Pero Hubert siguió hablando sin hacerle caso:

– Pero Philippe… ¿Estáis seguros? ¿No pasará como conmigo?

– Por desgracia, estamos seguros…

– Philippe… -La voz de Hubert tembló y se quebró-. No era de este mundo. Los demás hablan constantemente del cielo, pero no piensan más que en la tierra… El venía de Dios y ahora debe de ser muy feliz. -Se tapó la cara con las manos y permaneció inmóvil.
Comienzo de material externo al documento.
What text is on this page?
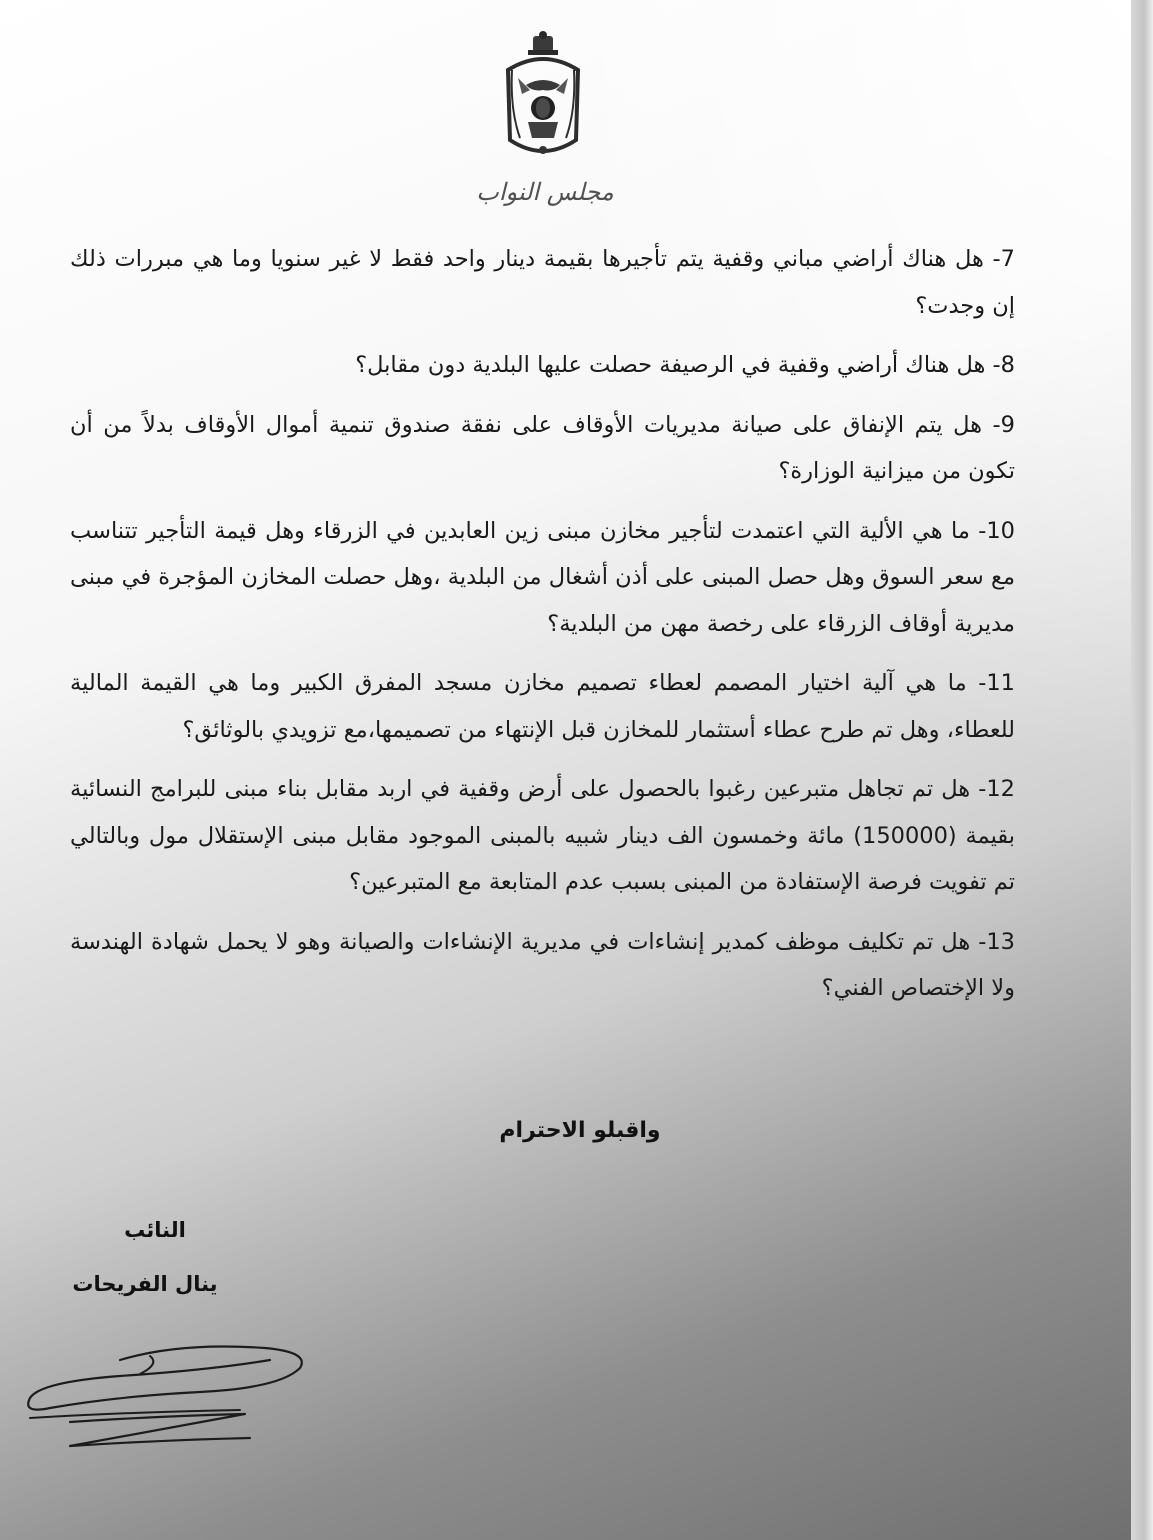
مجلس النواب

7- هل هناك أراضي مباني وقفية يتم تأجيرها بقيمة دينار واحد فقط لا غير سنويا وما هي مبررات ذلك إن وجدت؟

8- هل هناك أراضي وقفية في الرصيفة حصلت عليها البلدية دون مقابل؟

9- هل يتم الإنفاق على صيانة مديريات الأوقاف على نفقة صندوق تنمية أموال الأوقاف بدلاً من أن تكون من ميزانية الوزارة؟

10- ما هي الألية التي اعتمدت لتأجير مخازن مبنى زين العابدين في الزرقاء وهل قيمة التأجير تتناسب مع سعر السوق وهل حصل المبنى على أذن أشغال من البلدية ،وهل حصلت المخازن المؤجرة في مبنى مديرية أوقاف الزرقاء على رخصة مهن من البلدية؟

11- ما هي آلية اختيار المصمم لعطاء تصميم مخازن مسجد المفرق الكبير وما هي القيمة المالية للعطاء، وهل تم طرح عطاء أستثمار للمخازن قبل الإنتهاء من تصميمها،مع تزويدي بالوثائق؟

12- هل تم تجاهل متبرعين رغبوا بالحصول على أرض وقفية في اربد مقابل بناء مبنى للبرامج النسائية بقيمة (150000) مائة وخمسون الف دينار شبيه بالمبنى الموجود مقابل مبنى الإستقلال مول وبالتالي تم تفويت فرصة الإستفادة من المبنى بسبب عدم المتابعة مع المتبرعين؟

13- هل تم تكليف موظف كمدير إنشاءات في مديرية الإنشاءات والصيانة وهو لا يحمل شهادة الهندسة ولا الإختصاص الفني؟

واقبلو الاحترام
النائب
ينال الفريحات
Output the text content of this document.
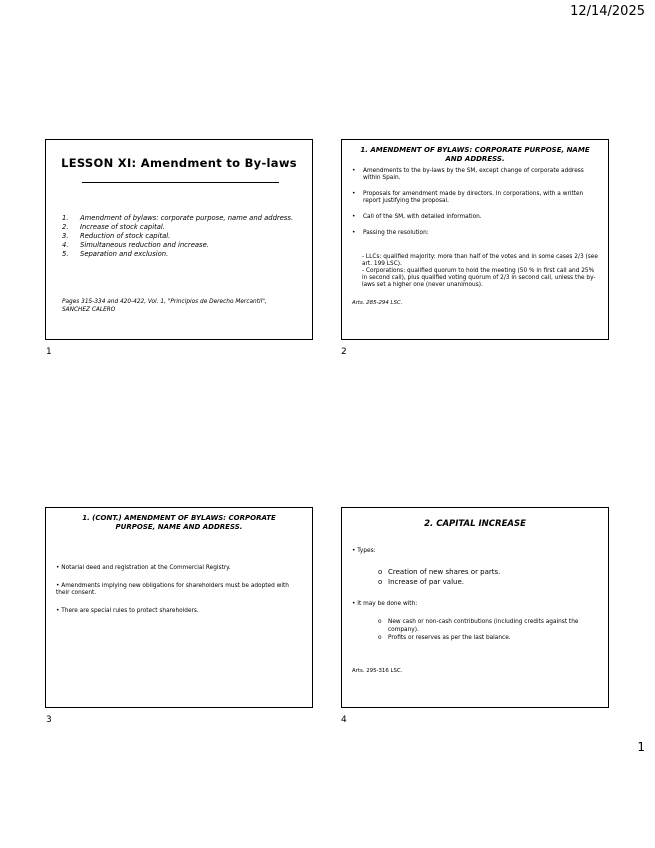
12/14/2025
LESSON XI: Amendment to By-laws
1.	Amendment of bylaws: corporate purpose, name and address.
2.	Increase of stock capital.
3.	Reduction of stock capital.
4.	Simultaneous reduction and increase.
5.	Separation and exclusion.
Pages 315-334 and 420-422, Vol. 1, "Principios de Derecho Mercantil", SANCHEZ CALERO
1
1. AMENDMENT OF BYLAWS: CORPORATE PURPOSE, NAME AND ADDRESS.
•	Amendments to the by-laws by the SM, except change of corporate address within Spain.
•	Proposals for amendment made by directors. In corporations, with a written report justifying the proposal.
•	Call of the SM, with detailed information.
•	Passing the resolution:

- LLCs: qualified majority: more than half of the votes and in some cases 2/3 (see art. 199 LSC).

- Corporations: qualified quorum to hold the meeting (50 % in first call and 25% in second call), plus qualified voting quorum of 2/3 in second call, unless the by-laws set a higher one (never unanimous).

Arts. 285-294 LSC.
2
1. (CONT.) AMENDMENT OF BYLAWS: CORPORATE PURPOSE, NAME AND ADDRESS.

• Notarial deed and registration at the Commercial Registry.

• Amendments implying new obligations for shareholders must be adopted with their consent.

• There are special rules to protect shareholders.

3
2. CAPITAL INCREASE
• Types:
o Creation of new shares or parts.
o Increase of par value.
• It may be done with:
o	New cash or non-cash contributions (including credits against the company).
o	Profits or reserves as per the last balance.
Arts. 295-316 LSC.
4
1
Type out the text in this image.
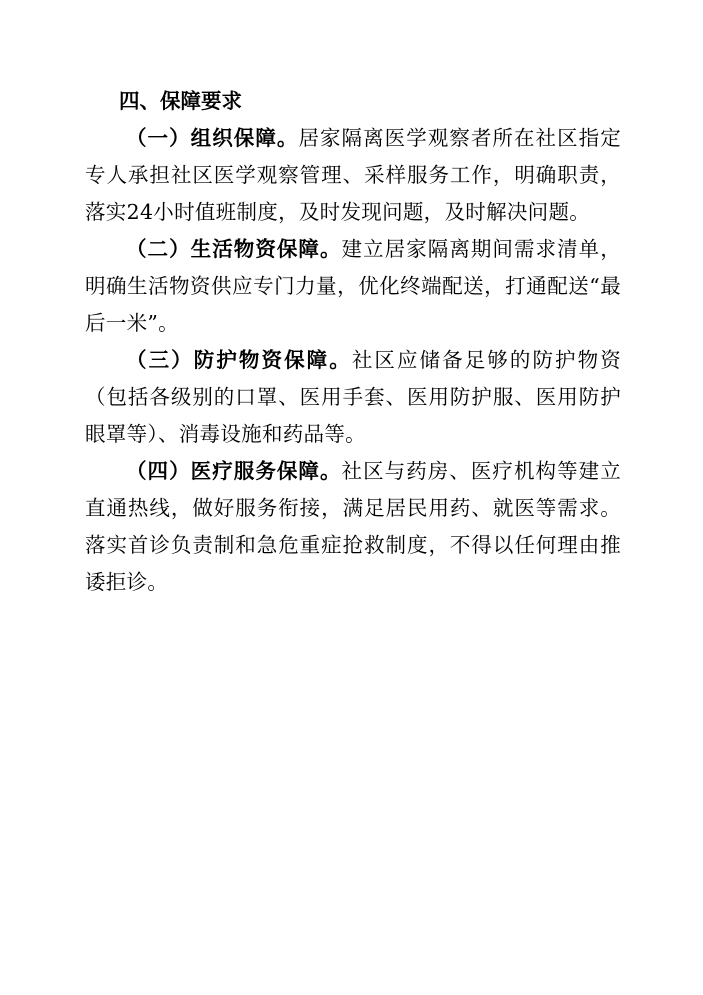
四、保障要求

（一）组织保障。居家隔离医学观察者所在社区指定专人承担社区医学观察管理、采样服务工作，明确职责，落实24小时值班制度，及时发现问题，及时解决问题。

（二）生活物资保障。建立居家隔离期间需求清单，明确生活物资供应专门力量，优化终端配送，打通配送“最后一米”。

（三）防护物资保障。社区应储备足够的防护物资（包括各级别的口罩、医用手套、医用防护服、医用防护眼罩等）、消毒设施和药品等。

（四）医疗服务保障。社区与药房、医疗机构等建立直通热线，做好服务衔接，满足居民用药、就医等需求。落实首诊负责制和急危重症抢救制度，不得以任何理由推诿拒诊。
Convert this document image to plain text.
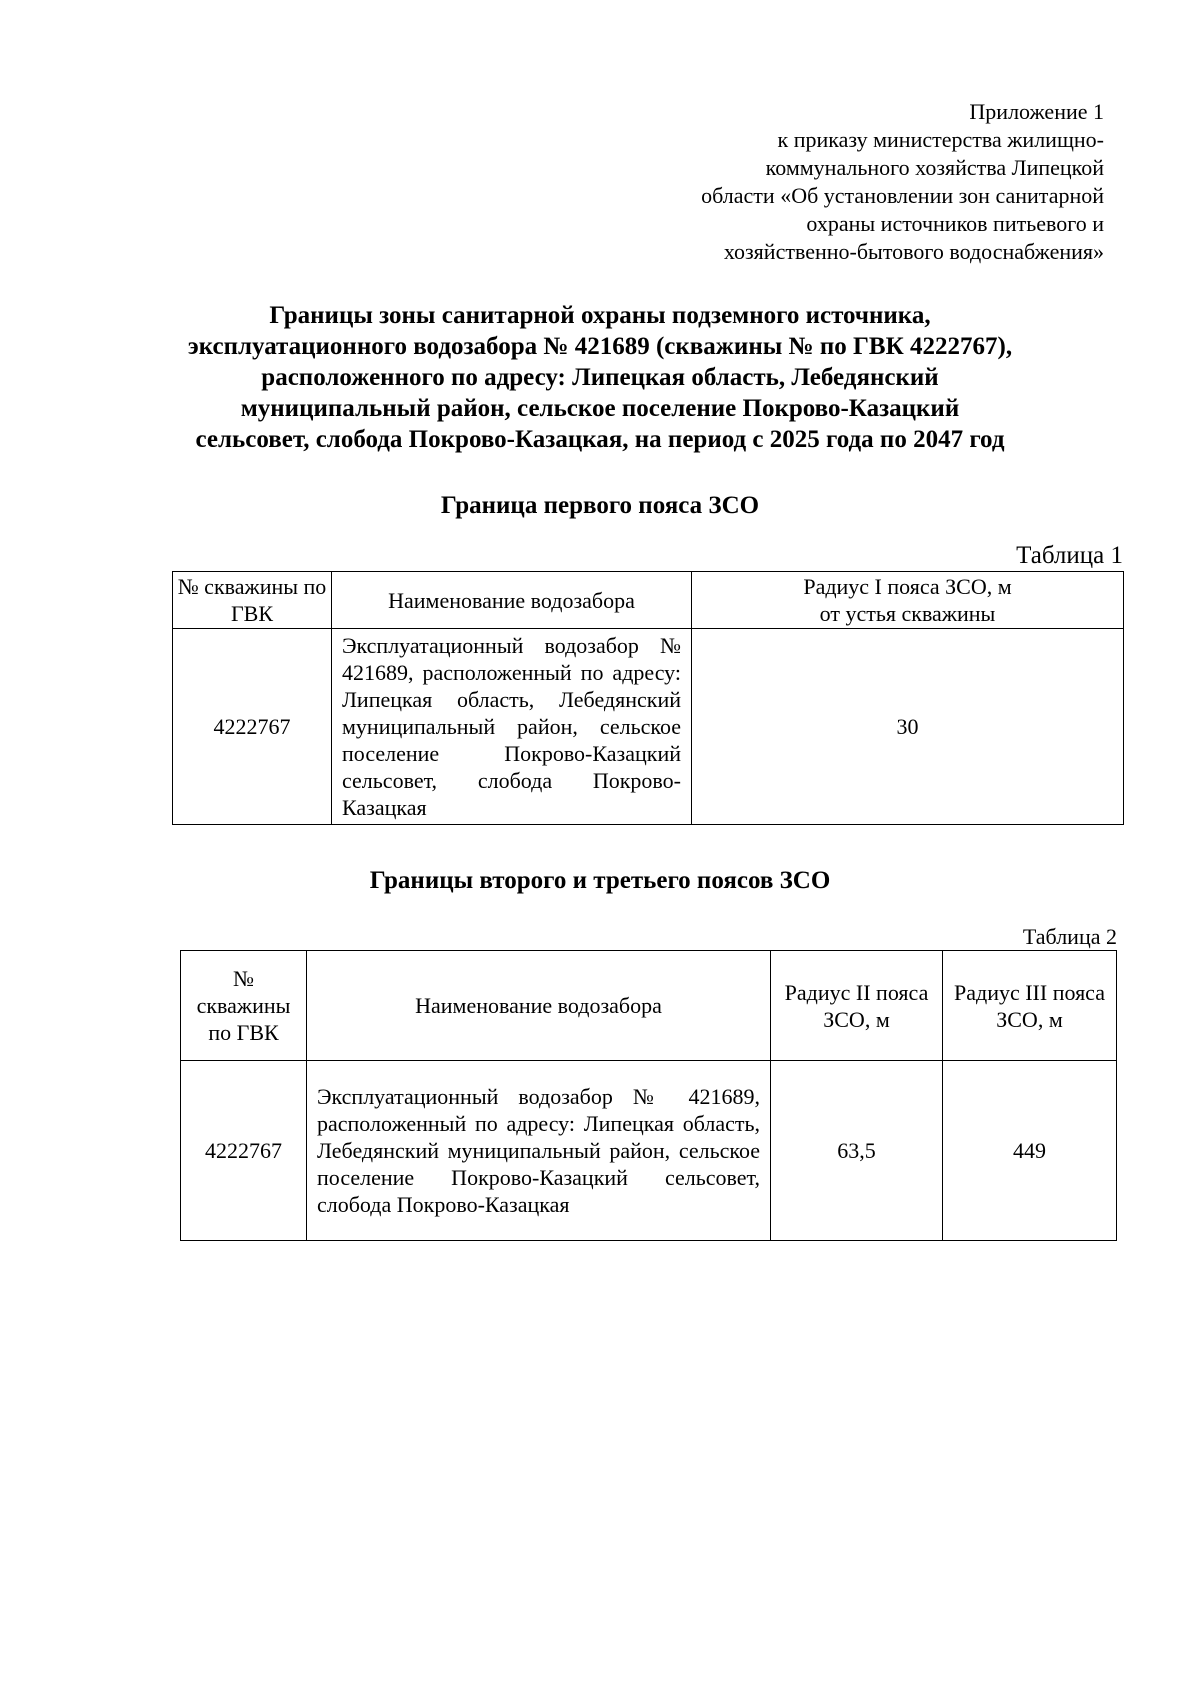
Приложение 1
к приказу министерства жилищно-
коммунального хозяйства Липецкой
области «Об установлении зон санитарной
охраны источников питьевого и
хозяйственно-бытового водоснабжения»
Границы зоны санитарной охраны подземного источника,
эксплуатационного водозабора № 421689 (скважины № по ГВК 4222767),
расположенного по адресу: Липецкая область, Лебедянский
муниципальный район, сельское поселение Покрово-Казацкий
сельсовет, слобода Покрово-Казацкая, на период с 2025 года по 2047 год
Граница первого пояса ЗСО
Таблица 1
№ скважины по ГВК	Наименование водозабора	Радиус I пояса ЗСО, м от устья скважины
4222767	Эксплуатационный водозабор № 421689, расположенный по адресу: Липецкая область, Лебедянский муниципальный район, сельское поселение Покрово-Казацкий сельсовет, слобода Покрово-Казацкая	30
Границы второго и третьего поясов ЗСО
Таблица 2
№ скважины по ГВК	Наименование водозабора	Радиус II пояса ЗСО, м	Радиус III пояса ЗСО, м
4222767	Эксплуатационный водозабор № 421689, расположенный по адресу: Липецкая область, Лебедянский муниципальный район, сельское поселение Покрово-Казацкий сельсовет, слобода Покрово-Казацкая	63,5	449
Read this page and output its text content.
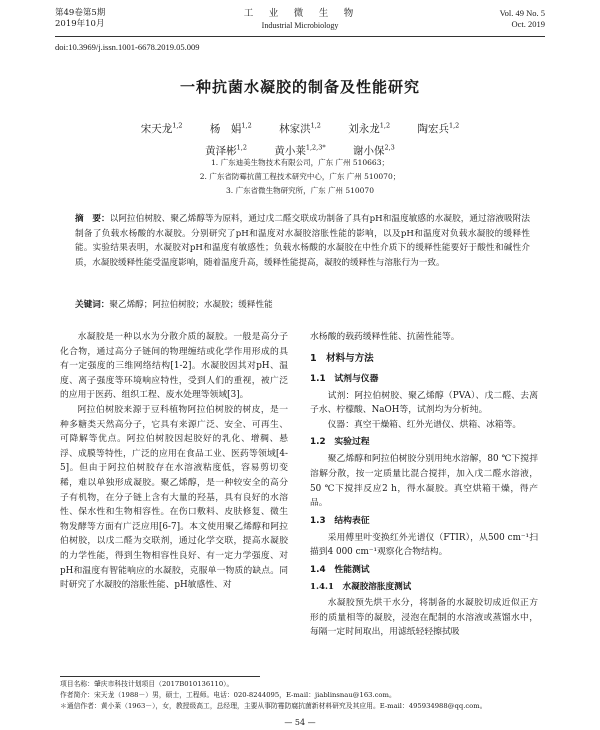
第49卷第5期
2019年10月
工　业　微　生　物
Industrial Microbiology
Vol. 49 No. 5
Oct. 2019
doi:10.3969/j.issn.1001-6678.2019.05.009
一种抗菌水凝胶的制备及性能研究
宋天龙$^{1,2}$	杨　娟$^{1,2}$	林家洪$^{1,2}$	刘永龙$^{1,2}$	陶宏兵$^{1,2}$
黄泽彬$^{1,2}$	黄小莱$^{1,2,3*}$	谢小保$^{2,3}$
1. 广东迪美生物技术有限公司，广东 广州 510663；
2. 广东省防霉抗菌工程技术研究中心，广东 广州 510070；
3. 广东省微生物研究所，广东 广州 510070
摘　要：以阿拉伯树胶、聚乙烯醇等为原料，通过戊二醛交联成功制备了具有pH和温度敏感的水凝胶，通过溶液吸附法制备了负载水杨酸的水凝胶。分别研究了pH和温度对水凝胶溶胀性能的影响，以及pH和温度对负载水凝胶的缓释性能。实验结果表明，水凝胶对pH和温度有敏感性；负载水杨酸的水凝胶在中性介质下的缓释性能要好于酸性和碱性介质，水凝胶缓释性能受温度影响，随着温度升高，缓释性能提高，凝胶的缓释性与溶胀行为一致。
关键词：聚乙烯醇；阿拉伯树胶；水凝胶；缓释性能

水凝胶是一种以水为分散介质的凝胶。一般是高分子化合物，通过高分子链间的物理缠结或化学作用形成的具有一定强度的三维网络结构[1-2]。水凝胶因其对pH、温度、离子强度等环境响应特性，受到人们的重视，被广泛的应用于医药、组织工程、废水处理等领域[3]。

阿拉伯树胶来源于豆科植物阿拉伯树胶的树皮，是一种多糖类天然高分子，它具有来源广泛、安全、可再生、可降解等优点。阿拉伯树胶因起胶好的乳化、增稠、悬浮、成膜等特性，广泛的应用在食品工业、医药等领域[4-5]。但由于阿拉伯树胶存在水溶液粘度低，容易剪切变稀，难以单独形成凝胶。聚乙烯醇，是一种较安全的高分子有机物，在分子链上含有大量的羟基，具有良好的水溶性、保水性和生物相容性。在伤口敷料、皮肤修复、微生物发酵等方面有广泛应用[6-7]。本文使用聚乙烯醇和阿拉伯树胶，以戊二醛为交联剂，通过化学交联，提高水凝胶的力学性能，得到生物相容性良好、有一定力学强度、对pH和温度有智能响应的水凝胶，克服单一物质的缺点。同时研究了水凝胶的溶胀性能、pH敏感性、对

水杨酸的载药缓释性能、抗菌性能等。

1　材料与方法
1.1　试剂与仪器

试剂：阿拉伯树胶、聚乙烯醇（PVA）、戊二醛、去离子水、柠檬酸、NaOH等，试剂均为分析纯。

仪器：真空干燥箱、红外光谱仪、烘箱、冰箱等。

1.2　实验过程

聚乙烯醇和阿拉伯树胶分别用纯水溶解，80 ℃下搅拌溶解分散，按一定质量比混合搅拌，加入戊二醛水溶液，50 ℃下搅拌反应2 h，得水凝胶。真空烘箱干燥，得产品。

1.3　结构表征

采用傅里叶变换红外光谱仪（FTIR），从500 cm⁻¹扫描到4 000 cm⁻¹观察化合物结构。

1.4　性能测试
1.4.1　水凝胶溶胀度测试

水凝胶预先烘干水分，将制备的水凝胶切成近似正方形的质量相等的凝胶，浸泡在配制的水溶液或蒸馏水中，每隔一定时间取出，用滤纸轻轻擦拭吸

项目名称：肇庆市科技计划项目（2017B010136110）。
作者简介：宋天龙（1988－）男，硕士，工程师。电话：020-8244095，E-mail：jiablinsnau@163.com。
＊通信作者：黄小莱（1963－），女，教授级高工，总经理，主要从事防霉防腐抗菌新材料研究及其应用。E-mail：495934988@qq.com。
— 54 —
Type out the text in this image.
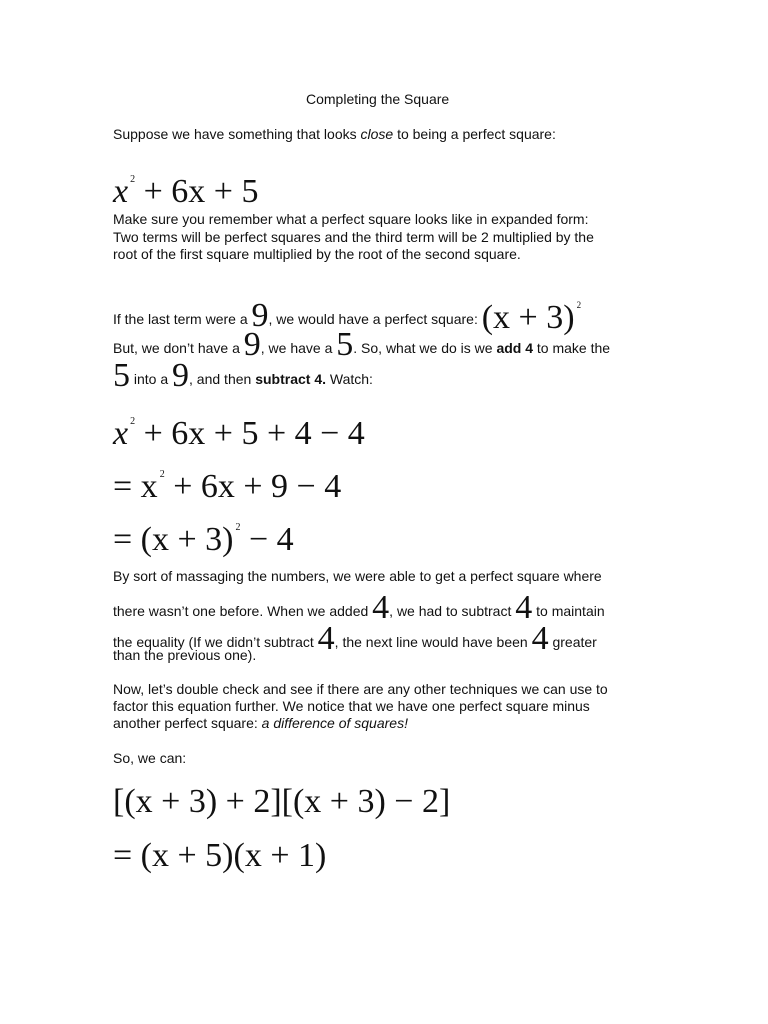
Completing the Square
Suppose we have something that looks close to being a perfect square:
x $^2$ + 6x + 5
Make sure you remember what a perfect square looks like in expanded form:
Two terms will be perfect squares and the third term will be 2 multiplied by the
root of the first square multiplied by the root of the second square.
If the last term were a 9, we would have a perfect square: (x + 3) $^2$
But, we don’t have a 9, we have a 5. So, what we do is we add 4 to make the
5 into a 9, and then subtract 4. Watch:
x $^2$ + 6x + 5 + 4 − 4
= x $^2$ + 6x + 9 − 4
= (x + 3) $^2$ − 4
By sort of massaging the numbers, we were able to get a perfect square where
there wasn’t one before. When we added 4, we had to subtract 4 to maintain
the equality (If we didn’t subtract 4, the next line would have been 4 greater
than the previous one).
Now, let’s double check and see if there are any other techniques we can use to
factor this equation further. We notice that we have one perfect square minus
another perfect square: a difference of squares!
So, we can:
[(x + 3) + 2][(x + 3) − 2]
= (x + 5)(x + 1)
En ese momento sonaron las campanas de la catedral. La señora Péricand posó la mano en el brazo de su hijo.

– ¿Vamos?

Hubert asintió. La familia montó en el cupé y en el coche que lo seguía. Llegaron a la catedral. Hubert iba entre su madre y su abuela, que siguieron flanqueándolo cuando se arrodilló en un reclinatorio. La gente lo había reconocido; Hubert oía cuchicheos y exclamaciones ahogadas. La señora Craquant no se había equivocado; estaba todo Nimes. Todo el mundo pudo ver al resucitado que venía a dar gracias a Dios por haberlo salvado, el mismo día en que se celebraba una misa por los difuntos de su familia. En general, la gente se alegró: que un buen chico como Hubert hubiera escapado de las balas alemanas halagaba su sentido de la justicia y su sed de milagros. Cada madre privada de noticias desde mayo (y eran muchas) sintió renacer la esperanza en su corazón. Y era imposible pensar con acritud, como habrían podido sentirse tentadas a hacer: «¡Hay quien tiene demasiada suerte!» Porque, desgraciadamente, el pobre Philippe (un sacerdote excelente, según decían) había hallado una muerte trágica.

Así que, pese a la solemnidad de la ocasión, eran muchas las mujeres que sonreían a Hubert. Él no las miraba; todavía no había salido del estupor en que lo habían sumido las palabras de su madre. La muerte de Philippe le desgarraba el corazón. Volvía a encontrarse en el mismo estado de ánimo que en el momento de la debacle, durante la desesperada y vana defensa de Moulins. «Si fuéramos todos iguales -se dijo contemplando a los presentes-, canallas y mujerzuelas todos mezclados, aún se podría entender; pero a santos como Philippe, ¿con qué fin los mandan aquí? Si es por nosotros, para redimirnos de nuestros pecados, es como arrojar margaritas a los cerdos.»